The Animal Scale doesn't have any numbers on it, just animals. It goes from baby rabbit to bear, with a bunch of other animals in the middle. It costs $49 and is available from Angry Associates. I'm probably somewhere between hog and ox. But not the woman I brought home from the bar last night. No sir. She was easily between water buffalo and wooly mammoth. I think she broke two of my ribs. Hairy as hell too. I think I'm going to puke.
Animal Scale [core77]
Aug 29 2007 Game Offers Chance at First Kiss

For those of you out there that have yet to make it to first base, it might not be too late. Toys4Me is releasing Electronic Spin the Bottle, because, uh, analog bottles are stupid and will not get you laid. The damn thing costs $34, which is ridiculous to pay for something I have a ton of in the recycling bin. It does take me back though. Sitting in a circle, watching the bottle slow down, praying it lands on Suzy, the 4th grader of my dreams. Then having it go too far and making out with my sister for a half hour. God, I think I just puked in my mouth a little.

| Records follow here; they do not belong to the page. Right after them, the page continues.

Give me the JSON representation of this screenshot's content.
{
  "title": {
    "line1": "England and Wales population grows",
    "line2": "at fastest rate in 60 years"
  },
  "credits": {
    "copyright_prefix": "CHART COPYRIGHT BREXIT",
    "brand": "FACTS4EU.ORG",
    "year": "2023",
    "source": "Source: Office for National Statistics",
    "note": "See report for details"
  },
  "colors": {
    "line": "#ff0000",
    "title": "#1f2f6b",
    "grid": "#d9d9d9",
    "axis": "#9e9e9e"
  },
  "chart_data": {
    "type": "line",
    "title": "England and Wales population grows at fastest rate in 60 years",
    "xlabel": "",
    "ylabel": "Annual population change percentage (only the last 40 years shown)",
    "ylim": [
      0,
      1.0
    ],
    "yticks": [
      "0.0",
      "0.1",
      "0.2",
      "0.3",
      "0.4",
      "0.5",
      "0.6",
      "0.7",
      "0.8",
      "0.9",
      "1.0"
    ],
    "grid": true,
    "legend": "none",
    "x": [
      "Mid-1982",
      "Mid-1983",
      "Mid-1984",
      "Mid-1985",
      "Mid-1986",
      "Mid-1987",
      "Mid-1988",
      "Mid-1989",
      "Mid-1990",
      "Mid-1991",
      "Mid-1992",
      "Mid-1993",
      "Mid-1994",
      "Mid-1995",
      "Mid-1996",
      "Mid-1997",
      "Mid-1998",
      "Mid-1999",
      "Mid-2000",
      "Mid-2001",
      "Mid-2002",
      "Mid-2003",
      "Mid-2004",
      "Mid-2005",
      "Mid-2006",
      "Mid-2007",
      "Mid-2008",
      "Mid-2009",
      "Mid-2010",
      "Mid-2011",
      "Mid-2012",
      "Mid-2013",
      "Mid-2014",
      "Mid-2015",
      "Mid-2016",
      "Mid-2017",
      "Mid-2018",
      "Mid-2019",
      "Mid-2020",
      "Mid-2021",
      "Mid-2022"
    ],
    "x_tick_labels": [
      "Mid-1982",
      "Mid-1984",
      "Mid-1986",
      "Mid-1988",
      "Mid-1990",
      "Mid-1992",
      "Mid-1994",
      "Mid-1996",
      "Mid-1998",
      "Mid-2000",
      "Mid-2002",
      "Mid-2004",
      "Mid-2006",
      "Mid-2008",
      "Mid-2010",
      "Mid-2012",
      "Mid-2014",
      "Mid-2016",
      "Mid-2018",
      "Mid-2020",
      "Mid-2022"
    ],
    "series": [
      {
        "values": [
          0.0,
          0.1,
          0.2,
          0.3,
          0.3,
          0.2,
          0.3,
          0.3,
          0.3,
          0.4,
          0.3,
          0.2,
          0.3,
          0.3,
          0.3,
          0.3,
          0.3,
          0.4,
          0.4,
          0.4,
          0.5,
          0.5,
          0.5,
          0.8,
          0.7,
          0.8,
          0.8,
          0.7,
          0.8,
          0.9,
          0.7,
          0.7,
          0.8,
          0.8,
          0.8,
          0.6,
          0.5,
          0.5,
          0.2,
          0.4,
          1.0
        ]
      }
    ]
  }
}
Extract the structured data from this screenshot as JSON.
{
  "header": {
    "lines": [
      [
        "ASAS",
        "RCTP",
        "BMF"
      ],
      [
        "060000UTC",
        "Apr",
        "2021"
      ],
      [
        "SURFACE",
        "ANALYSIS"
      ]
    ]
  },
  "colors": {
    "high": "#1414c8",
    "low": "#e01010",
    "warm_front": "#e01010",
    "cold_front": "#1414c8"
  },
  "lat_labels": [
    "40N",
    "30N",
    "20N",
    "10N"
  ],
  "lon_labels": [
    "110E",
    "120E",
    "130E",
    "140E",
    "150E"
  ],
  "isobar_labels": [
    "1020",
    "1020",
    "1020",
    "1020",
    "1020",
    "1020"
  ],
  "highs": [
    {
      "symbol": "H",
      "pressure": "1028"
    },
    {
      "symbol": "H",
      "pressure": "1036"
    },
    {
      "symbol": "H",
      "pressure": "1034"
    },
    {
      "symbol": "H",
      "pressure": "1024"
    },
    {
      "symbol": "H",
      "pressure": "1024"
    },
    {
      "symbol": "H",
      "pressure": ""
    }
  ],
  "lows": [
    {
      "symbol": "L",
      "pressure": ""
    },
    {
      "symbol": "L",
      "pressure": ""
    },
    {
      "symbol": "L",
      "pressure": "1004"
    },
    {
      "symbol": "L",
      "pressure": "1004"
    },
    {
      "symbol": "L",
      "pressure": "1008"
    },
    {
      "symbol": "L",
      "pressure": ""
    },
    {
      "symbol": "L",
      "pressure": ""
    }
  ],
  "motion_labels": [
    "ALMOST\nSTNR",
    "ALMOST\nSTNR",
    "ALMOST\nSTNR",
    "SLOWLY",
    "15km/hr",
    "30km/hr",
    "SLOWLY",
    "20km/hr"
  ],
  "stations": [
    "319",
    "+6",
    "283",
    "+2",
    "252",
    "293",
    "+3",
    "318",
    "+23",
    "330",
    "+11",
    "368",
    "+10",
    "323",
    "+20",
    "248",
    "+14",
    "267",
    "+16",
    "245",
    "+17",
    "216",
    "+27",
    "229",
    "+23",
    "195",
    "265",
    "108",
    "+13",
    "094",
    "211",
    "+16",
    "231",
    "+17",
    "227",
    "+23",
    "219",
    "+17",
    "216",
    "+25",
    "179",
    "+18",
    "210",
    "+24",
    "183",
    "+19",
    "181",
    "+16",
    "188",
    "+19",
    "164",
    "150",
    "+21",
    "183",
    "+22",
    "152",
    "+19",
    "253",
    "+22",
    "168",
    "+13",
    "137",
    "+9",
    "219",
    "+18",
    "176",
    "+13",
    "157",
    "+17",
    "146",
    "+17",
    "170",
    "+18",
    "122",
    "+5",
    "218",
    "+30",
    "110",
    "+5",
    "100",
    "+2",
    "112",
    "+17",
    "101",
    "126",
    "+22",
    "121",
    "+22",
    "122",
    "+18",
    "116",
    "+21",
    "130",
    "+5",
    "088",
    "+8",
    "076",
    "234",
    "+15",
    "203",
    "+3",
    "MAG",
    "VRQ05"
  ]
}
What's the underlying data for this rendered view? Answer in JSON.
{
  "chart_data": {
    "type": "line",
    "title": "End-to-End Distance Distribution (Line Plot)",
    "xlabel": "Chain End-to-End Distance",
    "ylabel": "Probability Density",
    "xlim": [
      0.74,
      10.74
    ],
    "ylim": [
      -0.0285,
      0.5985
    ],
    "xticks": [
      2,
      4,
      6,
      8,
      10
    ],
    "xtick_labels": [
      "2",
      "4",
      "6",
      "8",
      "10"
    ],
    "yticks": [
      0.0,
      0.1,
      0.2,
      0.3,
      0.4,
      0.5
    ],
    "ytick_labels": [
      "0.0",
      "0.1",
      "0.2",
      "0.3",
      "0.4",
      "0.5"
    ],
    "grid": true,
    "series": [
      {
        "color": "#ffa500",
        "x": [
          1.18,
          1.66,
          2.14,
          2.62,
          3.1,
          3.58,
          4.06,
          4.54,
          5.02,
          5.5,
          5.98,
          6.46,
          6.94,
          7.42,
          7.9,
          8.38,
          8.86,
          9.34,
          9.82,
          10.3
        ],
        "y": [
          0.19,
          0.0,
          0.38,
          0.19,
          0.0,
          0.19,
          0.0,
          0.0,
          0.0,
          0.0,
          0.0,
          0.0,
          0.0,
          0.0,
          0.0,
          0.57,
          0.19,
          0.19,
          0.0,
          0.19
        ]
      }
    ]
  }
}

Game Offers Chance at First Kiss [ubergizmo]
Aug 9 2007 The Vomiting Flashlight

The Department of Homeland Security is funding research for a flashlight developed by Intelligent Optical Systems for use as a potential nonlethal weapon. According to Robert Lieberman, CEO of the company,
The flashes temporarily blind a person, as any bright light would, and the light pulses, which quickly change both in color and duration, also cause what Lieberman calls psychophysical effects. These effects, whose effectiveness depends on the person, range from disorientation to vertigo to nausea, and wear off in a few minutes.
First of all, I have heard of this new device being considered reminiscent of a lightsaber (hence the picture), but I don't think anything that can't cut an arm off should be in any way compared to a lightsaber. I mean Luke would still have his hand if Darth Vader was attacking with this thing. Hell, he would have probably put his father down right then and there. And another thing - a flashlight weapon? A flashlight is only a weapon if you're physically p4wning someone with it (I recommend a long Maglite). And get this - if someone was flashing this in my direction I would - you'll never guess - turn away (then kick ass)! Thanks but no thanks, I'm sticking to lethal weapons (I like my assailants dead, not pukey).